Here at Pusher we’re always trying new approaches to web development and engineering to uncover ways of making our software more reliable. That’s why I’ve recently been using QuickCheck to fuzz test our Raft implementation with some great results.
In this blog post, I want to demonstrate how this is an an effective technique for testing distributed/concurrent systems, what makes it challenging and how you can do it yourself.
Introduction to QuickCheck
QuickCheck is a property based testing framework that lets you define invariants, or properties, about your code. When run, it generates lots of random input data, which it runs your code against and checks that none of the properties are violated.
There are many QuickCheck tutorials on the web, but they often only
focus on very contrived examples, e.g.
list == reverse (reverse list).
This is an easy-to-grasp demonstration of what it can be used for, but
we’ve found it quite uncommon that you would need to test something like
this in practice (testing encoders/decoders is the exception to this).
It is a shame that these kind of examples are the most common. I would argue that QuickCheck is actually more useful for testing messy real-world systems because there tends to be large numbers of potential edge/failure cases.
We are in the process of developing an implementation of the Raft consensus algorithm as part of a larger system written in Haskell. For more information on Raft in general, I recommend you follow the linked resources on the official website.
Distributed systems are notoriously hard to test. Because nodes in a cluster will process instructions concurrently, there are factorially many permutations of orders in which these can be executed in. Each one of these permutations can have its own unique bugs and edge cases. Testing all of these manually is impossible.
Short of formally proving correctness (which the authors of the Raft paper did do), the next best thing is performing fuzz testing. Rather than testing with constant input, fuzz tests randomly generate input each time they are run.

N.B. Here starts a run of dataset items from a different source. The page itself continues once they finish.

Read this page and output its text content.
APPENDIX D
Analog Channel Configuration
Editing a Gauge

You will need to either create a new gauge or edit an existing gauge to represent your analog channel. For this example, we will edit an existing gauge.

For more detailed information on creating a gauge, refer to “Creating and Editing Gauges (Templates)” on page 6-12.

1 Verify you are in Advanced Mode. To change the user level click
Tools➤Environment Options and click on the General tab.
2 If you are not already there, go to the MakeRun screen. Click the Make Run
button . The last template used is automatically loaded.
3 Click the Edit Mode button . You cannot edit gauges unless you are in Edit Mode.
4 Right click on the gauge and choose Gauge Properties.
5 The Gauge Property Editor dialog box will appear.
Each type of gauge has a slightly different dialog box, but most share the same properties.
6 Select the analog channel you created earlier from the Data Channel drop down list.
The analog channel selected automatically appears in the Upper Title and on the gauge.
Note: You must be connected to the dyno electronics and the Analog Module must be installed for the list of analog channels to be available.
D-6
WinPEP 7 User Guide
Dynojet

The main advantage of this is that the large amount of input data is likely to cover edge cases that the programmer did not consider.
Generating random input data like this is central to how QuickCheck works. A significant advantage of QuickCheck and Haskell over other fuzz testing techniques is that tests are completely reproducible; the caveat is that this is only true if the code you are testing does not have side effects on parts of the system that is not being tested.
QuickCheck was a nice fit for testing Raft because the Raft paper already lists five properties (See figure 3 from the paper) that a correct Raft implementation cannot violate.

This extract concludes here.